Sometimes video game analyst Michael Pachter offers really good insight on a subject. Other times he just says some boneheaded things. In the latest GameInformer (March 2014 issue), Pachter weighed in on PlayStation Now, Sony's recently revealed service that allows select PS1, PS2, and PS3 games to be streamed to various connected devices. And what did he have to say about the extremely innovative service?

"PlayStation Now is a joke," he told the magazine.

"There is no publisher that is going to license content that's less than two-years old because they would be concerned that they can't sell as many copies if they make it available for subscription or rental," he explained. "This has no prayer of working. None."

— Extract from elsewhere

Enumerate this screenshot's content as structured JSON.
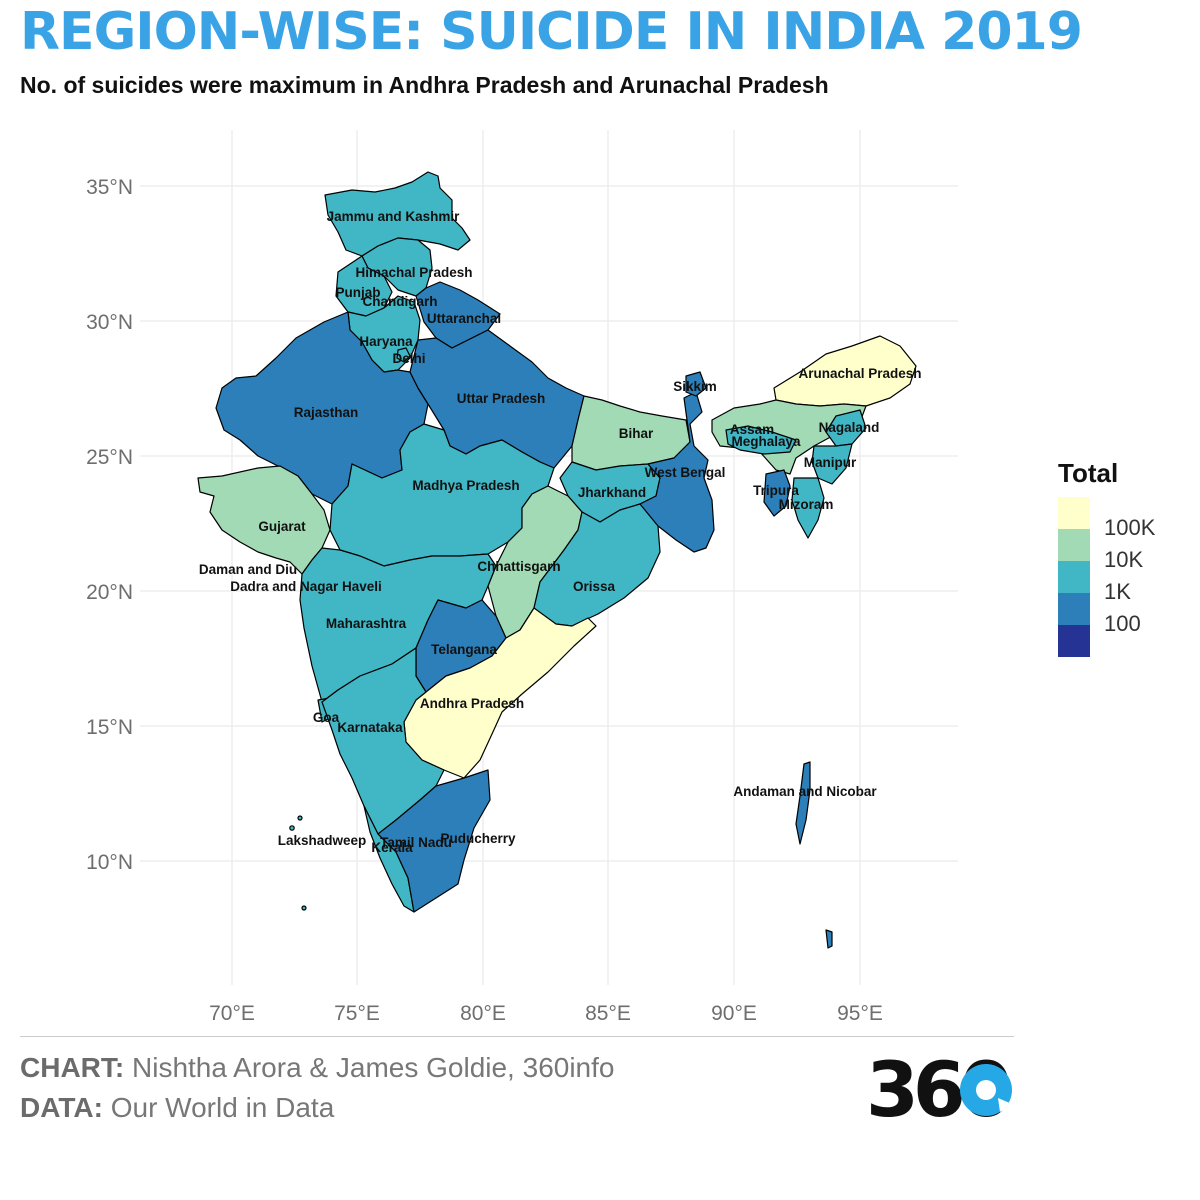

I think Pachter is missing the point with PlayStation Now. The service isn't about offering the latest PlayStation 4 games. Perhaps he missed the part that PlayStation now is about offering older, classic PlayStation games from the PS1 and PS2 era. Even PS3 games are going to be offered, The Last of Us being one of them.

With no backwards compatibility offered on the PlayStation 4 — or even most PS3 models — this will provide gamers a way to replay their old games and solve their nostalgic cravings. And that's what makes this service so intriguing and exciting. As for his comment regarding publishers not wanting to license games less than two-years old, Sony already has a program for that as well. It's called PlayStation Plus, and it's a pretty damn good service.

To be fair, Pachter is only an analyst. He's paid to give his opinion, and sometimes I agree with him; but, in this case it seems very uninformed.